The eyes of the world will turn to Hangzhou, Eastern China in September 2022, for it is to be the host city of the 19th Asian Games, second only to the Olympics in terms of its size and global profile.
It is the moment when this rapidly growing capital of Zhejiang province, 180km southwest of Shanghai, will repay the faith placed in it to deliver both a Games to remember and a long-lasting legacy for the city; all part of a wider Chinese government drive to create a sports industry set to be worth some $730 billion by 2025, bolstering both GDP and national pride.
A Transportation Transformation
Construction highlights include an $8.3 billion, 446km-long urban rail transit system, new expressways compatible with 5G technology and driverless vehicles, as well as major expansion of the city’s Xiaoshan international airport, 27km east of downtown Hangzhou.
Such glittering new infrastructure is designed to ensure both visitors and athletes can move seamlessly between the various venues, as well as around the city and beyond, with over ten new metro lines and two intercity links to be constructed in total.
Meanwhile, the city’s rapid transformation continues with construction of a new airport express reaching out to Wushan West Station, a flagship project with major long-term benefits for the 10 million inhabitants that call Hangzhou home.
Steel and Concrete Legacy
As to the facilities for the games itself, the jewel in the crown is the stunning Hangzhou Olympic Centre, an 80,000-seat lotus-shaped stadium currently under construction, which sees 56 entwined steel petals making up its framework. The sheer scale and ambition of this venue makes it the largest stadium being built in China over the next decade, while the complex engineering techniques being applied mean an array of specialised machinery must be brought to bear.
Meanwhile, in addition to visually arresting new tennis, aquatic and convention centres being built nearby, the Athlete’s Village, a 3.26 sq km site connected by monorail, subways and cable cars, is taking shape along Hangzhou’s Qian Tang riverfront.
Situated 3km from the main stadium and linked to it by striking water-themed parkland, it is sure to leave a beautiful and lasting legacy of steel and concrete, for it will feature as part of Hangzhou’s expanded Central Business District once the Games conclude. Defined by its mixed-use nature, buildings will be purposed for the full spectrum of commercial, leisure, retail and residential activities and connected by a stunning array of sky bridges.

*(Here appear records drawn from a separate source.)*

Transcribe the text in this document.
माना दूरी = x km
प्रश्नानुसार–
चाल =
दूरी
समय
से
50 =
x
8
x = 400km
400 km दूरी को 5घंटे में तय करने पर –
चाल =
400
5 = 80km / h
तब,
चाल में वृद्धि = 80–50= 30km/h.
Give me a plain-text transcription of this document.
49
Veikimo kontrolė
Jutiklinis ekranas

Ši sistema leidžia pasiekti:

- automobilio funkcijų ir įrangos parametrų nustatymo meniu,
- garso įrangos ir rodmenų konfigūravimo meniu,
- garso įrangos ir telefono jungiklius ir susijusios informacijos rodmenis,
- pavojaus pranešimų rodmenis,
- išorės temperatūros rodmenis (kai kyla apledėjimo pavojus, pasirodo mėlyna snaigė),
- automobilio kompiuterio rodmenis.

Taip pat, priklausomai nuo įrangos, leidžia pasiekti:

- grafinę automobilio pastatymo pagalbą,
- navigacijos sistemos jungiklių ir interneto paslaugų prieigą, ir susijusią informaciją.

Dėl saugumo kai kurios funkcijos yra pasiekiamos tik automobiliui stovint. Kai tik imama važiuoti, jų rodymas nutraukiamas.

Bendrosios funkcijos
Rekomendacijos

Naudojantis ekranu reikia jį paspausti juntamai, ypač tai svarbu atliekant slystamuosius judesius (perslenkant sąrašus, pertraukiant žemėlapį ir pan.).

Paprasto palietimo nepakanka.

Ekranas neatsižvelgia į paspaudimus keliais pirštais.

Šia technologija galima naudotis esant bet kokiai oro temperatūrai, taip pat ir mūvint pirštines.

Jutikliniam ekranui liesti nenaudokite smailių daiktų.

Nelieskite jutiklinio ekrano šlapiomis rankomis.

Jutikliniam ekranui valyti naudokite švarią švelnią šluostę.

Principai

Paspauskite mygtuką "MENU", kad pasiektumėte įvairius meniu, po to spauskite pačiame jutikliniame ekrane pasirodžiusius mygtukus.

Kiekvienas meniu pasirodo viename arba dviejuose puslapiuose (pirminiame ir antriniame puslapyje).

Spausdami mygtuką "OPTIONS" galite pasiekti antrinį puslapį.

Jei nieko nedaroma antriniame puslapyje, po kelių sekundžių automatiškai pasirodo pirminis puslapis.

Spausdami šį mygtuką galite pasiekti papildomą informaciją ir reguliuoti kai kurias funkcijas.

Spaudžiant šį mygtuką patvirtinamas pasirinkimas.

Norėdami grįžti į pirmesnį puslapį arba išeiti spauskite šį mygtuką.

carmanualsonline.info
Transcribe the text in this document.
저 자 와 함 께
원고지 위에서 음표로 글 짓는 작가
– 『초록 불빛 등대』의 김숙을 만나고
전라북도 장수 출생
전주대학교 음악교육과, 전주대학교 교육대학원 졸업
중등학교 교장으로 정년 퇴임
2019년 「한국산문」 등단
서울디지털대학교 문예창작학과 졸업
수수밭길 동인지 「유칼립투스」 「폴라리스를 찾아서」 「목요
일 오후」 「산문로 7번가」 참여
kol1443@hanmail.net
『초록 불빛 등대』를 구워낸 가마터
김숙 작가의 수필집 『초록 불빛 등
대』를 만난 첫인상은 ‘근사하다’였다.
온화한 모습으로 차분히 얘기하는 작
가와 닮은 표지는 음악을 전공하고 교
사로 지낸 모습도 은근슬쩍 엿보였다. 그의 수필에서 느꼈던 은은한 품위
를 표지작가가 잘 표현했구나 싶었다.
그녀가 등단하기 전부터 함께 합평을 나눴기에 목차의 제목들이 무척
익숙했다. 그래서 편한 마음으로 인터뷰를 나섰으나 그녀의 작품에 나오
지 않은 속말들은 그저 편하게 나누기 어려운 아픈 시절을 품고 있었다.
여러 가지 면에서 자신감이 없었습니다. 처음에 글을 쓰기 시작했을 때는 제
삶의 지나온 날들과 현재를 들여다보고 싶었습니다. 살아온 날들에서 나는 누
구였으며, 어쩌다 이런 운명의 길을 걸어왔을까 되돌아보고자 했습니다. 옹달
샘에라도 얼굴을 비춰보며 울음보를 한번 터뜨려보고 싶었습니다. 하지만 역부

It is worth stating that these headline projects are just the start of things to come for the city, for its strategically significant location means it is set to further benefit from ongoing One Belt One Road and Yangtze River Delta infrastructure mega projects to the tune of several billion dollars.
Equipment Owners: Kings of Construction
Perhaps the biggest challenge confronting the authorities is in ensuring there is enough material handling and earth moving industrial equipment for the many construction tasks at hand, for while the demand for these machines is huge, supply lags far behind. This means those that own the machinery are able to command the highest rates when renting them out to contractors desperate to get their hands on such kit to win and fulfil the numerous lucrative contracts on offer. Equipment owners also know what a source of national embarrassment it would be should everything fail to be ready in time for the Games, and that they are the key to ensuring all the construction is delivered on time.
So extensive and intense is the building work, it feels like payday every day for these investors, and with China leading a global industrial equipment rental market set to be worth $75.2 billion by 2024, there will be no shortage of work for their machines right across China for many years to come.